Anticipating Attacks, GOP Campaigns Focus On Courting Women Voters
At the Democratic party's annual Women's Leadership Forum Friday, Hillary Clinton delivered a message that could have come straight from the script being used by Democratic candidates all over the country.
"For too many women, for too many families, they don't just face ceilings on their dreams," said the former Secretary of State. "It feels to them as though the floor has collapsed beneath their feet. That's not how it's supposed to be in America."
She said a national movement is building around issues facing families, such as wages and paid family leave.
"This movement won't wait and neither can we. And that's why we're here today. And we're also here because the midterms really matter."
The midterm elections are less than 50 days away, and if there was a theme in the remarks at the forum, it might be, "Hey, ladies, we are your party." For nearly 35 years, that's been the case: Women are more likely than men to vote Democratic. Pew Research Center found a party-affiliation gap of 13 percentage points in 2012.
But Republicans desperately want to change this dynamic. This year, Republican congressional candidates went on the air early with ads like this one:
Mike Coffman is a Republican congressman from Colorado, considered by some to be the most vulnerable incumbent in the House. And it's not a coincidence this was the ad his campaign picked to open the season. A lot of Republican candidates went up early with ads painting themselves as strong on so-called women's issues.
"We encouraged members to have their first ad be a positive ad geared towards women voters," says Andrea Bozek, communications director for the National Republican Congressional Committee, "to pre-inoculate themselves from these sorts of attacks that we know are coming their way."
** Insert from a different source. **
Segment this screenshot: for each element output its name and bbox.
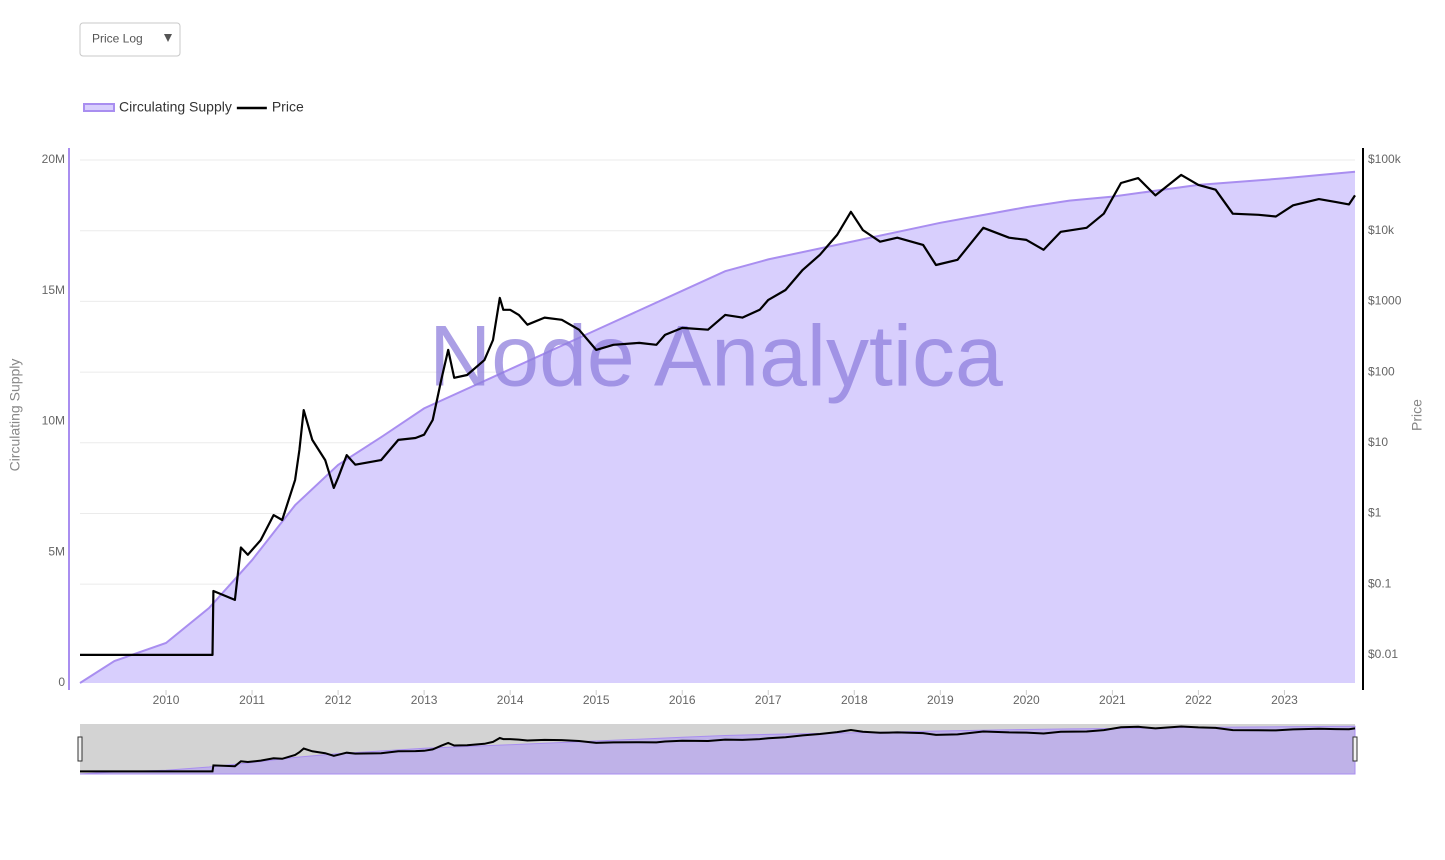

In recent elections, Republican candidates have struggled with how to talk about things like birth control and rape — so for almost two years now, Bozek says, establishment Republicans have been holding strategy sessions.
"The fact that we're up early, we're not waiting for there to be a problem, is strikingly different from 2012," she says.
One of the more creative ads in this vein comes from Republican Stewart Mills, who is running for the House from Minnesota.
"In the Walk a Mile in Her Shoes event," his wife Heather narrates. "My husband puts on pink heels to raise money for victims of domestic violence."
Jon Downs with FP1 Strategiesproduced the ad.
"We're anticipating that they are going to run this false 'war on women' campaign," he says, "and our goal is for people to see that, and know something about who Stewart is — the real Stewart Mills — and dismiss those outside attacks."
But in at least one case, the strategy got ahead of the congressman's voting record. An ad for Florida Rep. Steve Southerland cites his record advocating for things like the Violence Against Women Act.
Except that last year, Rep. Southerland joined the majority of House Republicans in voting against the version of the act that became law, opening himself to charges of dishonesty.
"It's not about what ads that you run," says Democratic strategist Stephanie Cutter. "It's about what policies you stand for."
And as evidence of how important the women's vote is, we can expect this fight to keep getting re-litigated for the next two months, and for the next two years.